Why A.J. Burnett's Suspension Doesn't Make Sense
Major League Baseball yesterday handed out yet another controversial suspension over a pitcher throwing at a batter.
So, as a form of retalliation, which is commonplace in Major League Baseball, Yankees starter A.J. Burnett attempted to return the favor, by throwing a pitch that was described by Major League Baseball as "high and tight", although it did not hit the batter, Nelson Cruz. Both benches were warned, but Burnett was not thrown out of the game.
Burnett doesn't get thrown out of the game, but that didn't stop Major League Baseball from handing out a six-game suspension to Burnett (which he is appealing).
And Burnett has every reason to appeal this suspension. This suspension, plain and simple, does not make any sense whatsoever.
Padilla was the one who instigated this whole situation, by hitting Teixiera twice. Whether there was intent or not, when a pitcher hits someone twice, usually it's not a coincidence. Yet Padilla, only gets a fine (which was undisclosed by Major League Baseball), and did not recieve a suspension.
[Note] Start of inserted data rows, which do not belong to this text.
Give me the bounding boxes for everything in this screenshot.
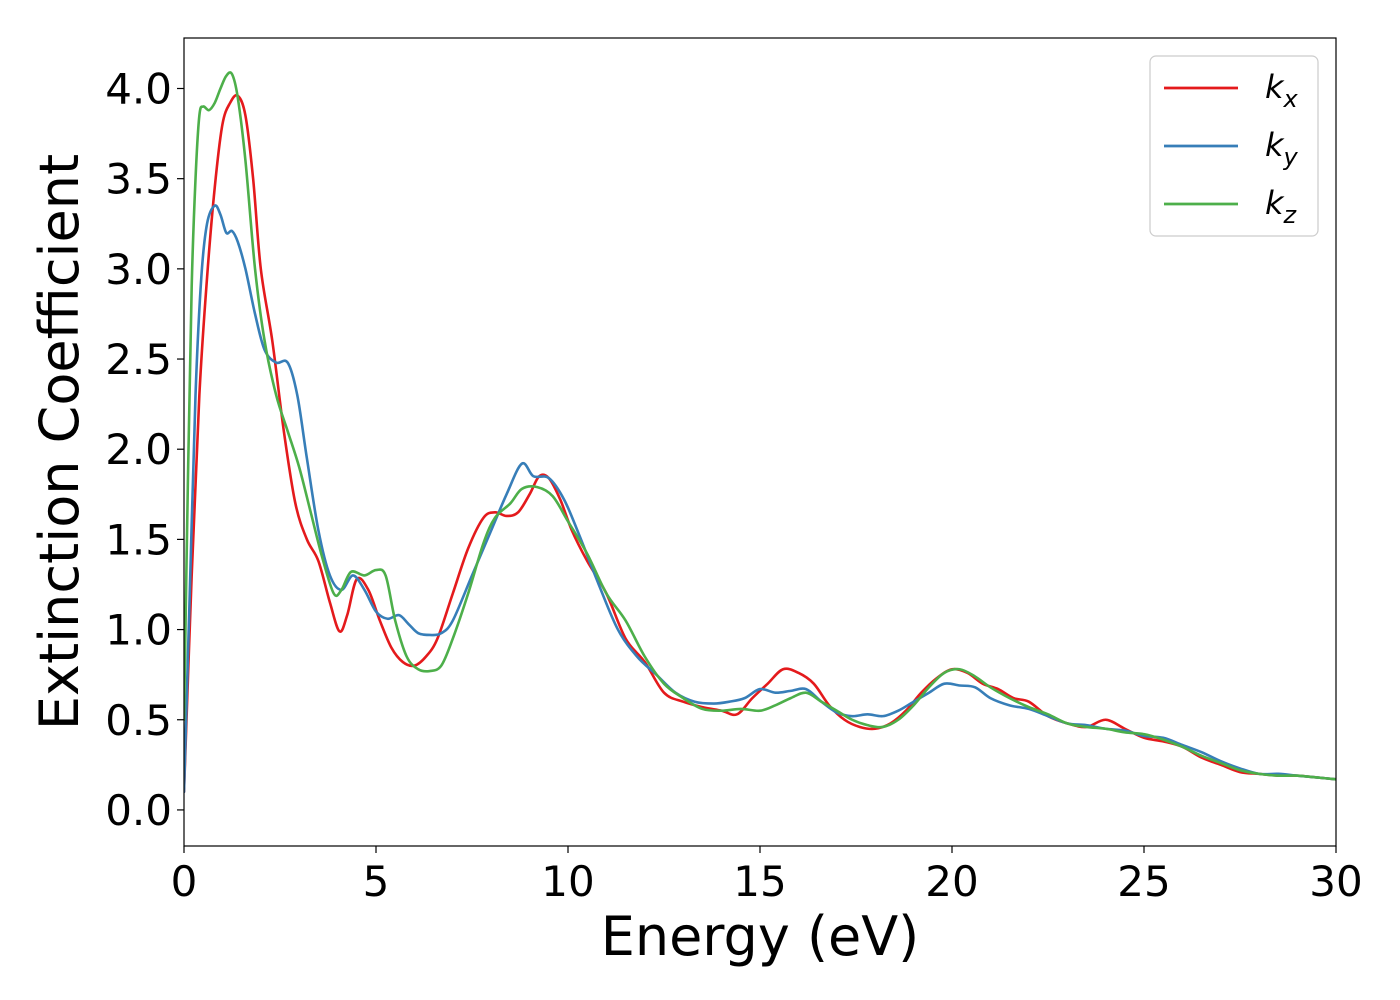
y-tick-label: 0.0 — [105, 786, 172, 835]
y-tick-label: 3.0 — [105, 245, 172, 294]
y-axis-ticks: 0.0 0.5 1.0 1.5 2.0 2.5 3.0 3.5 4.0 — [105, 65, 184, 835]
legend-label-main: k — [1265, 126, 1285, 164]
x-tick-label: 10 — [541, 857, 594, 906]
y-tick-label: 0.5 — [105, 696, 172, 745]
x-tick-label: 15 — [733, 857, 786, 906]
y-tick-label: 1.0 — [105, 606, 172, 655]
series-line-ky — [184, 204, 1336, 794]
legend-label-kz: kz — [1265, 184, 1298, 229]
y-tick-label: 2.5 — [105, 335, 172, 384]
y-tick-label: 2.0 — [105, 425, 172, 474]
y-axis-title: Extinction Coefficient — [28, 154, 91, 730]
x-axis-title: Energy (eV) — [601, 905, 920, 968]
legend-label-kx: kx — [1265, 68, 1299, 113]
legend-label-subscript: y — [1283, 143, 1299, 171]
x-tick-label: 20 — [925, 857, 978, 906]
legend-label-ky: ky — [1265, 126, 1299, 171]
x-axis-ticks: 0 5 10 15 20 25 30 — [171, 846, 1363, 906]
legend-label-main: k — [1265, 68, 1285, 106]
y-tick-label: 3.5 — [105, 155, 172, 204]
y-tick-label: 4.0 — [105, 65, 172, 114]
x-tick-label: 25 — [1117, 857, 1170, 906]
x-tick-label: 30 — [1309, 857, 1362, 906]
series-line-kz — [184, 71, 1336, 781]
x-tick-label: 5 — [363, 857, 390, 906]
legend-label-subscript: x — [1283, 85, 1299, 113]
legend-label-main: k — [1265, 184, 1285, 222]
series-layer — [184, 71, 1336, 794]
x-tick-label: 0 — [171, 857, 198, 906]
y-tick-label: 1.5 — [105, 515, 172, 564]
legend-label-subscript: z — [1283, 201, 1298, 229]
So let me get this straight. Vincente Padilla hits the same batter twice. A.J. Burnett doesn't even hit Nelson Cruz on one pitch, yet he is the one recieving the suspension?
Explain to me how that's fair.
Burnett threw a pitch that was enough to get warned, but not enough to get thrown out of a game. But, it's apparently enough to get you suspended for six games. Does that make sense to you?
Granted, Vincente Padilla is getting his own form of punishment, as he is having a very bad year for the Rangers, and it was reported yesterday that he was waived by the Rangers, but he is still on target to start on Sunday against Boston.
If Major League Baseball really wanted to be fair, Padilla would have been suspended as well. He hit a batter twice, and obviously instigated the situation, whether he intended to or not. Burnett didn't even hit Cruz. How do you know if there was even intent behind Burnett's up and in fastball? Sometimes, you have to pitch that way, maybe he felt like giving him a brush back pitch, considering he had hit a home run off of him the earlier at-bat. It may have had nothing to do with Teixiera being hit. When a batter gets hit twice, that's when you know there's got to be something on, though.
All in all, MLB really confused me with this suspension. It simply does not make sense and is illogical.